Aj, tak i jest.  Przepraszam. Nie wiem jak to mi tak wyszło, musiłem być całkowicie roztargniony. *zabiera laury od Toma, i dawa ich Mardze*


----------



## Marga H

tkekte said:


> Aj, tak i jest.  Przepraszam. Nie wiem jak to mi tak wyszło, musiłem musiałem być całkowicie roztargniony. *zabiera laury od Toma, i dawa ich daje je Mardze*


ja *daję*, ty *dajesz*, on *daje, *my *dajemy*, wy *dajecie*, oni *dają*

A co do laurów, to proponuję zostawić je Mickiewiczowi.Te na załączonym zdjęciu wprawdzie podobno pasują na każdą głowę, ale nie sądzę, żebym w nich dobrze wyglądała! http://www.joker.abc24.pl/default.asp?kat=19615&pro=100987

Przy okazji : laury to po polsku _wawrzyny, _chociaż to słowo jest zdecydowanie rzadziej używane.A liście laurowe nazywają się także _liście bobkowe _i są używane jako przyprawa w kuchni. http://pl.wikipedia.org/wiki/Wieniec_laurowy
Pozdrowienia.


----------



## tkekte

Tak tak, to wiem, jak "dawać" się odmienia, ale dzięki.

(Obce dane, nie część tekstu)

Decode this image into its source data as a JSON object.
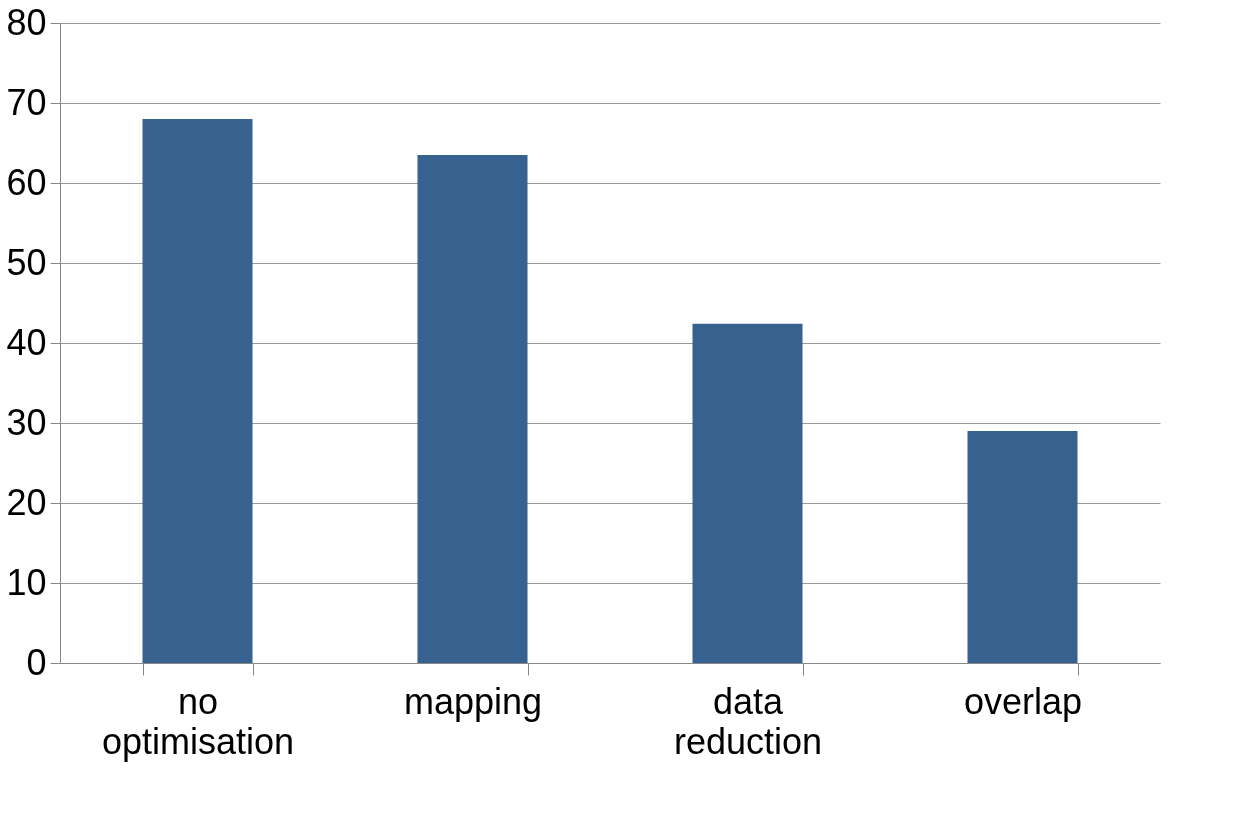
{
  "chart_data": {
    "type": "bar",
    "categories": [
      "no optimisation",
      "mapping",
      "data reduction",
      "overlap"
    ],
    "values": [
      68,
      63.5,
      42.4,
      29
    ],
    "color": "#37618f",
    "ylim": [
      0,
      80
    ],
    "yticks": [
      0,
      10,
      20,
      30,
      40,
      50,
      60,
      70,
      80
    ],
    "grid": "y"
  }
}
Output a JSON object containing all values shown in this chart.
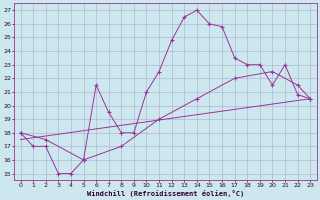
{
  "title": "",
  "xlabel": "Windchill (Refroidissement éolien,°C)",
  "ylabel": "",
  "background_color": "#cce8ee",
  "grid_color": "#aaaacc",
  "line_color": "#993399",
  "xlim_min": -0.5,
  "xlim_max": 23.5,
  "ylim_min": 14.5,
  "ylim_max": 27.5,
  "xticks": [
    0,
    1,
    2,
    3,
    4,
    5,
    6,
    7,
    8,
    9,
    10,
    11,
    12,
    13,
    14,
    15,
    16,
    17,
    18,
    19,
    20,
    21,
    22,
    23
  ],
  "yticks": [
    15,
    16,
    17,
    18,
    19,
    20,
    21,
    22,
    23,
    24,
    25,
    26,
    27
  ],
  "line1_x": [
    0,
    1,
    2,
    3,
    4,
    5,
    6,
    7,
    8,
    9,
    10,
    11,
    12,
    13,
    14,
    15,
    16,
    17,
    18,
    19,
    20,
    21,
    22,
    23
  ],
  "line1_y": [
    18,
    17,
    17,
    15,
    15,
    16,
    21.5,
    19.5,
    18,
    18,
    21,
    22.5,
    24.8,
    26.5,
    27,
    26,
    25.8,
    23.5,
    23,
    23,
    21.5,
    23,
    20.8,
    20.5
  ],
  "line2_x": [
    0,
    2,
    5,
    8,
    11,
    14,
    17,
    20,
    22,
    23
  ],
  "line2_y": [
    18,
    17.5,
    16,
    17,
    19,
    20.5,
    22,
    22.5,
    21.5,
    20.5
  ],
  "line3_x": [
    0,
    23
  ],
  "line3_y": [
    17.5,
    20.5
  ],
  "figsize": [
    3.2,
    2.0
  ],
  "dpi": 100
}
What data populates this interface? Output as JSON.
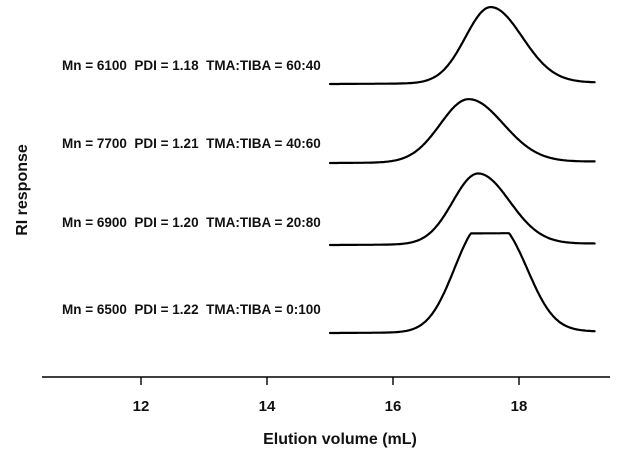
{
  "chart_data": {
    "type": "line",
    "xlabel": "Elution volume (mL)",
    "ylabel": "RI response",
    "xticks": [
      12,
      14,
      16,
      18
    ],
    "xlim": [
      10.9,
      20.0
    ],
    "grid": false,
    "series": [
      {
        "label": "Mn = 6100  PDI = 1.18  TMA:TIBA = 60:40",
        "peak": 17.55,
        "sigma_left": 0.4,
        "sigma_right": 0.5,
        "height": 1.0,
        "x_start": 15.0,
        "x_end": 19.2
      },
      {
        "label": "Mn = 7700  PDI = 1.21  TMA:TIBA = 40:60",
        "peak": 17.2,
        "sigma_left": 0.45,
        "sigma_right": 0.55,
        "height": 0.83,
        "x_start": 15.0,
        "x_end": 19.2
      },
      {
        "label": "Mn = 6900  PDI = 1.20  TMA:TIBA = 20:80",
        "peak": 17.35,
        "sigma_left": 0.4,
        "sigma_right": 0.5,
        "height": 0.93,
        "x_start": 15.0,
        "x_end": 19.2
      },
      {
        "label": "Mn = 6500  PDI = 1.22  TMA:TIBA = 0:100",
        "peak": 17.35,
        "sigma_left": 0.4,
        "sigma_right": 0.55,
        "height": 1.28,
        "shoulder": {
          "center": 17.9,
          "sigma": 0.35,
          "height": 0.45
        },
        "x_start": 15.0,
        "x_end": 19.2
      }
    ]
  }
}
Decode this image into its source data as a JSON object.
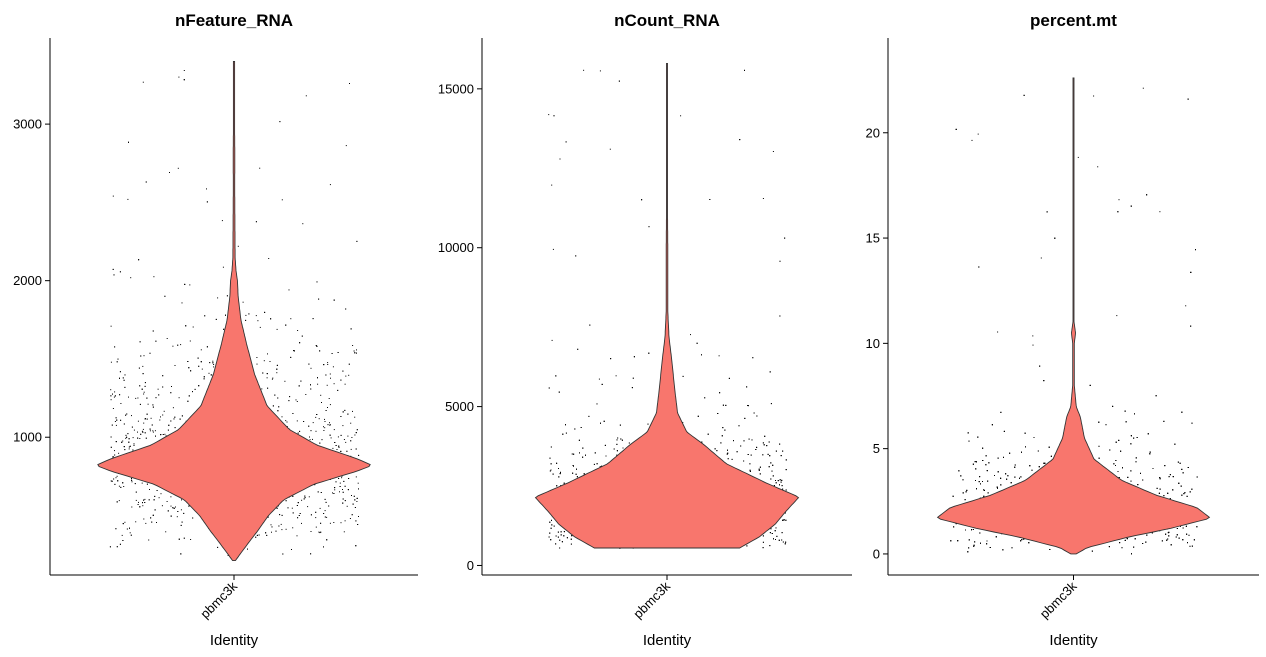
{
  "colors": {
    "violin_fill": "#F8766D",
    "violin_stroke": "#333333",
    "point": "#000000",
    "axis": "#000000"
  },
  "chart_data": [
    {
      "type": "violin",
      "title": "nFeature_RNA",
      "xlabel": "Identity",
      "ylabel": "",
      "categories": [
        "pbmc3k"
      ],
      "ylim": [
        120,
        3550
      ],
      "yticks": [
        1000,
        2000,
        3000
      ],
      "ytick_labels": [
        "1000",
        "2000",
        "3000"
      ],
      "distribution": {
        "min": 212,
        "max": 3400,
        "mode": 820,
        "density": [
          [
            212,
            0.01
          ],
          [
            260,
            0.05
          ],
          [
            320,
            0.1
          ],
          [
            400,
            0.17
          ],
          [
            500,
            0.25
          ],
          [
            600,
            0.36
          ],
          [
            700,
            0.58
          ],
          [
            780,
            0.88
          ],
          [
            820,
            1.0
          ],
          [
            860,
            0.9
          ],
          [
            950,
            0.6
          ],
          [
            1050,
            0.4
          ],
          [
            1200,
            0.24
          ],
          [
            1400,
            0.15
          ],
          [
            1600,
            0.09
          ],
          [
            1750,
            0.05
          ],
          [
            1900,
            0.03
          ],
          [
            2000,
            0.025
          ],
          [
            2060,
            0.015
          ],
          [
            2150,
            0.008
          ],
          [
            2600,
            0.005
          ],
          [
            2800,
            0.006
          ],
          [
            3000,
            0.004
          ],
          [
            3400,
            0.003
          ]
        ]
      },
      "grid": false,
      "legend": "none"
    },
    {
      "type": "violin",
      "title": "nCount_RNA",
      "xlabel": "Identity",
      "ylabel": "",
      "categories": [
        "pbmc3k"
      ],
      "ylim": [
        -300,
        16600
      ],
      "yticks": [
        0,
        5000,
        10000,
        15000
      ],
      "ytick_labels": [
        "0",
        "5000",
        "10000",
        "15000"
      ],
      "distribution": {
        "min": 550,
        "max": 15800,
        "mode": 2150,
        "density": [
          [
            550,
            0.55
          ],
          [
            900,
            0.7
          ],
          [
            1300,
            0.82
          ],
          [
            1700,
            0.9
          ],
          [
            2150,
            1.0
          ],
          [
            2600,
            0.75
          ],
          [
            3200,
            0.45
          ],
          [
            3800,
            0.28
          ],
          [
            4200,
            0.15
          ],
          [
            4800,
            0.08
          ],
          [
            5500,
            0.06
          ],
          [
            6500,
            0.035
          ],
          [
            7200,
            0.015
          ],
          [
            8000,
            0.006
          ],
          [
            10000,
            0.006
          ],
          [
            11000,
            0.004
          ],
          [
            13000,
            0.003
          ],
          [
            15800,
            0.003
          ]
        ]
      },
      "grid": false,
      "legend": "none"
    },
    {
      "type": "violin",
      "title": "percent.mt",
      "xlabel": "Identity",
      "ylabel": "",
      "categories": [
        "pbmc3k"
      ],
      "ylim": [
        -1,
        24.5
      ],
      "yticks": [
        0,
        5,
        10,
        15,
        20
      ],
      "ytick_labels": [
        "0",
        "5",
        "10",
        "15",
        "20"
      ],
      "distribution": {
        "min": 0,
        "max": 22.6,
        "mode": 1.7,
        "density": [
          [
            0,
            0.02
          ],
          [
            0.3,
            0.1
          ],
          [
            0.8,
            0.4
          ],
          [
            1.2,
            0.7
          ],
          [
            1.7,
            1.0
          ],
          [
            2.2,
            0.9
          ],
          [
            2.8,
            0.6
          ],
          [
            3.5,
            0.35
          ],
          [
            4.5,
            0.15
          ],
          [
            5.5,
            0.08
          ],
          [
            6.5,
            0.05
          ],
          [
            7,
            0.02
          ],
          [
            8,
            0.006
          ],
          [
            10,
            0.006
          ],
          [
            10.5,
            0.015
          ],
          [
            11,
            0.004
          ],
          [
            15,
            0.003
          ],
          [
            20,
            0.004
          ],
          [
            22.6,
            0.003
          ]
        ]
      },
      "grid": false,
      "legend": "none"
    }
  ]
}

Oczewiście, to mnie znowu język bułgarski wszystko w głowie pomieszał. Kiedy piszę po polsku, trzeba mi robić świadomy wysiłek, żeby bułgarskich słow nie używać, i tak samo odwrotnie.

W tym wypadku mi tak wyszło, bo w bg. nie ma zmiany -w- na -j- w czasownikach (inaczej niż w pl. i ros.), i nie myśląc lapnąłem "dawa" zamiast "daje". 

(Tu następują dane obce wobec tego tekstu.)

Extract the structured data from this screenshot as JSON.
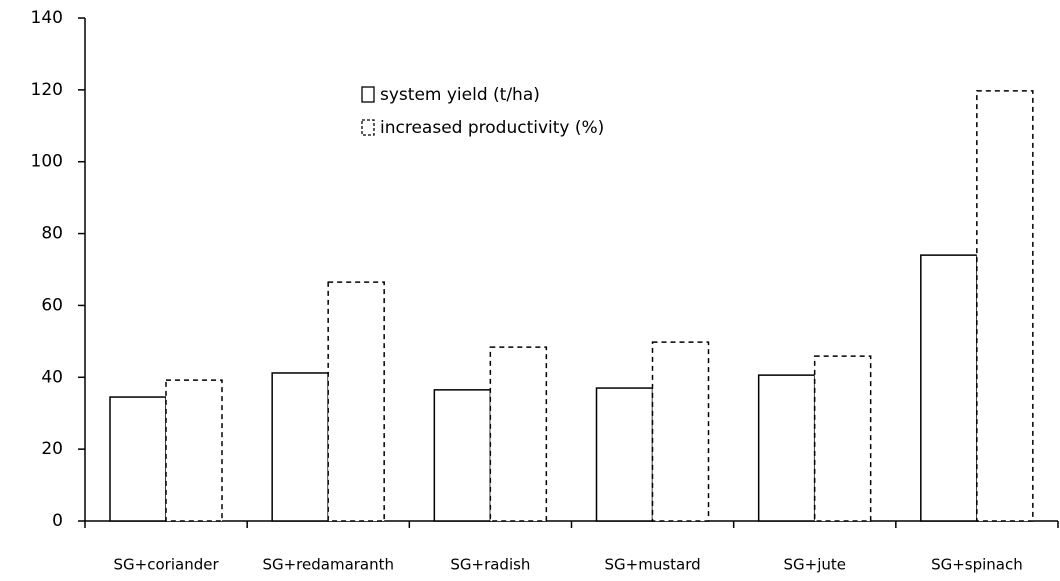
{
  "chart_data": {
    "type": "bar",
    "categories": [
      "SG+coriander",
      "SG+redamaranth",
      "SG+radish",
      "SG+mustard",
      "SG+jute",
      "SG+spinach"
    ],
    "series": [
      {
        "name": "system yield (t/ha)",
        "color": "#000000",
        "line_style": "solid",
        "values": [
          34.5,
          41.2,
          36.5,
          37,
          40.6,
          74
        ]
      },
      {
        "name": "increased productivity (%)",
        "color": "#000000",
        "line_style": "dashed",
        "values": [
          39.2,
          66.5,
          48.4,
          49.8,
          45.9,
          119.7
        ]
      }
    ],
    "ylim": [
      0,
      140
    ],
    "yticks": [
      0,
      20,
      40,
      60,
      80,
      100,
      120,
      140
    ],
    "grid": false,
    "legend": "top"
  }
}
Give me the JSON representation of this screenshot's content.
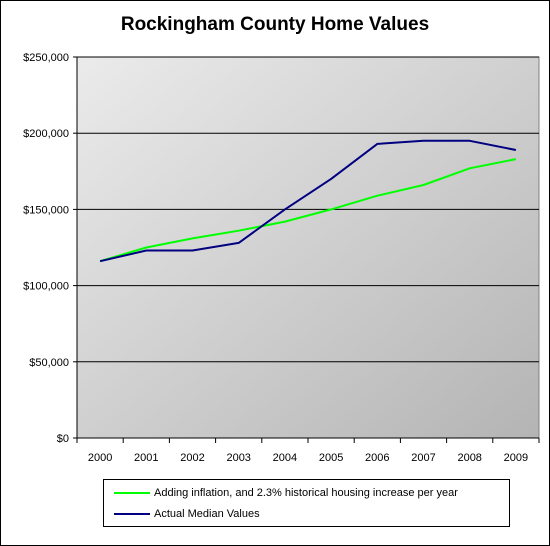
{
  "chart_data": {
    "type": "line",
    "title": "Rockingham County Home Values",
    "xlabel": "",
    "ylabel": "",
    "categories": [
      "2000",
      "2001",
      "2002",
      "2003",
      "2004",
      "2005",
      "2006",
      "2007",
      "2008",
      "2009"
    ],
    "yticks": [
      "$0",
      "$50,000",
      "$100,000",
      "$150,000",
      "$200,000",
      "$250,000"
    ],
    "ylim": [
      0,
      250000
    ],
    "grid": true,
    "legend_position": "bottom",
    "series": [
      {
        "name": "Adding inflation, and 2.3% historical housing increase per year",
        "color": "#00ff00",
        "values": [
          116000,
          125000,
          131000,
          136000,
          142000,
          150000,
          159000,
          166000,
          177000,
          183000
        ]
      },
      {
        "name": "Actual Median Values",
        "color": "#000080",
        "values": [
          116000,
          123000,
          123000,
          128000,
          150000,
          170000,
          193000,
          195000,
          195000,
          189000
        ]
      }
    ]
  }
}
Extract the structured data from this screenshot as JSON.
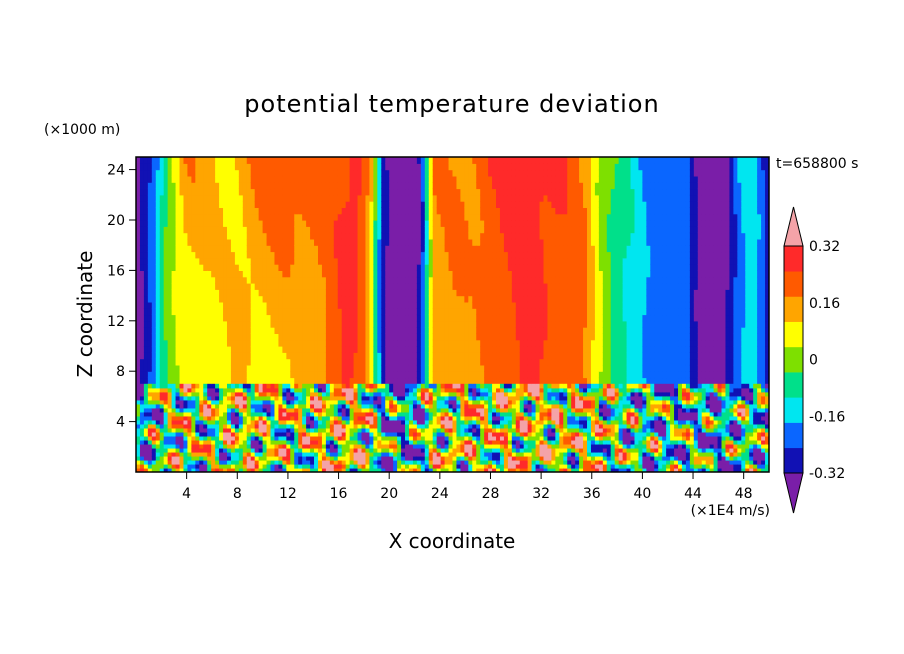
{
  "chart_data": {
    "type": "heatmap",
    "title": "potential temperature deviation",
    "xlabel": "X coordinate",
    "ylabel": "Z coordinate",
    "x_unit": "(×1E4 m/s)",
    "y_unit": "(×1000 m)",
    "time_label": "t=658800 s",
    "xlim": [
      0,
      50
    ],
    "ylim": [
      0,
      25
    ],
    "x_ticks": [
      4,
      8,
      12,
      16,
      20,
      24,
      28,
      32,
      36,
      40,
      44,
      48
    ],
    "y_ticks": [
      4,
      8,
      12,
      16,
      20,
      24
    ],
    "colorbar": {
      "tick_labels": [
        "0.32",
        "0.16",
        "0",
        "-0.16",
        "-0.32"
      ],
      "tick_values": [
        0.32,
        0.16,
        0,
        -0.16,
        -0.32
      ],
      "levels": [
        -0.4,
        -0.32,
        -0.24,
        -0.16,
        -0.08,
        0,
        0.08,
        0.16,
        0.24,
        0.32,
        0.4
      ],
      "colors": [
        "#7a1ea8",
        "#1111b4",
        "#0a66ff",
        "#00e6f0",
        "#00e08a",
        "#7ee000",
        "#ffff00",
        "#ffa500",
        "#ff5a00",
        "#ff2a2a",
        "#f4a3a8"
      ],
      "extend": "both"
    },
    "boundary_layer_top": 7,
    "upper_field_columns": {
      "x": [
        0,
        0.6,
        1.4,
        2.5,
        4,
        6,
        8,
        10,
        12,
        13.5,
        15,
        16.5,
        17.5,
        18.5,
        19.5,
        20.5,
        21.5,
        22.5,
        23.5,
        25,
        26.5,
        28,
        29.5,
        31,
        32.5,
        34,
        35.5,
        36.5,
        38,
        39.5,
        40.5,
        42,
        43.5,
        44.5,
        45.5,
        46.5,
        47.5,
        48.5,
        49.5,
        50
      ],
      "value_bottom": [
        -0.38,
        -0.3,
        -0.2,
        0.02,
        0.12,
        0.1,
        0.18,
        0.12,
        0.14,
        0.2,
        0.24,
        0.34,
        0.3,
        0.2,
        -0.3,
        -0.4,
        -0.4,
        -0.3,
        0.2,
        0.24,
        0.2,
        0.26,
        0.3,
        0.34,
        0.3,
        0.28,
        0.24,
        0.1,
        -0.04,
        -0.12,
        -0.18,
        -0.24,
        -0.2,
        -0.34,
        -0.4,
        -0.34,
        -0.2,
        -0.1,
        -0.2,
        -0.3
      ],
      "value_top": [
        -0.38,
        -0.3,
        -0.2,
        0.06,
        0.22,
        0.2,
        0.16,
        0.26,
        0.32,
        0.28,
        0.26,
        0.34,
        0.38,
        0.2,
        -0.3,
        -0.4,
        -0.4,
        -0.3,
        0.22,
        0.24,
        0.26,
        0.3,
        0.34,
        0.4,
        0.34,
        0.3,
        0.24,
        0.1,
        -0.04,
        -0.12,
        -0.18,
        -0.2,
        -0.22,
        -0.38,
        -0.4,
        -0.38,
        -0.2,
        -0.12,
        -0.22,
        -0.3
      ]
    }
  }
}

Pozatym także mi on miesza porzędek partykuł "nie" i "się".
W polskim, jak widzę, "się" częściej występuje po czasownikach, niż przed nimi... lecz w bułgarskim mamy taki porządek: _nie się + czasownik_. Dziwnie? %)

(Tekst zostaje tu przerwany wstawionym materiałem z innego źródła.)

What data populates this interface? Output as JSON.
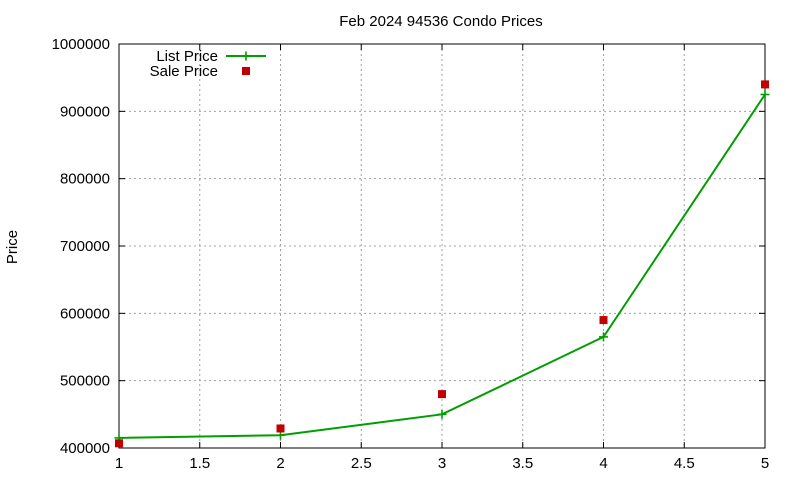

Dlatego mi przychodzi naturalnym sposobem "nie się czepiaj", gdy trzeba mowić "nie czepiaj się", i jeszcze wielu podobnych blędów o porządek słow w zdaniu.

Z tego mamy wniosek: nie uczyć się dwóch podobnych języków jednocześnie.  (A jednak są tu wiele ludzi uczących się francuskiego, hiśpańskiego, i portugalskiego, wszyscy razem... jak im nie zmieszają się?)


----------



## annaaa

tkekte said:


> Tak tak, to wiem, jak "dawać" się odmienia, ale dzięki. Oczywiście, to mnie znowu mi język bułgarski wszystko w głowie pomieszał. Kiedy piszę po polsku, (trzeba mi robić świadomy wysiłek) => muszę włożyć dodatkowy wysiłek, żeby bułgarskich słow nie używać bułgarskich słów ((podmiot +) orzeczenie+ dopełnienie), i (tak samo) odwrotnie.
> 
> W tym wypadku mi tak wyszło, bo w bg. nie ma zamiany -w- na -j- w czasownikach (inaczej niż w pl. i ros.), i nie myśląc lapnąłem (? czy chodziło ci o: _chlapnąłem_?) "dawa" zamiast "daje".
> 
> Poza tym także mi on  się miesza porządek partykuł "nie" i "się".
> W polskim, jak widzę, "się" częściej występuje po czasownikach, niż przed nimi... lecz w bułgarskim mamy taki porządek: _nie się + czasownik_. Dziwnie? %)
> 
> Dlatego (mi przychodzi naturalnym sposobem)=> wychodzi mi naturalnie: "nie się czepiaj", gdy (trzeba mówić)gdy powinno być "nie czepiaj się", i (robię) jeszcze wiele podobnych błędów o porządek słow w zdaniu dotyczących szyku zdania.
> 
> Z tego mamy wniosek: nie uczyć się dwóch podobnych języków jednocześnie.  (A jednak są jest tu wiele ludzi uczących się francuskiego, hiszpańskiego, i portugalskiego, wszyscy razem wszystkich naraz... jak im się one nie zmieszają?)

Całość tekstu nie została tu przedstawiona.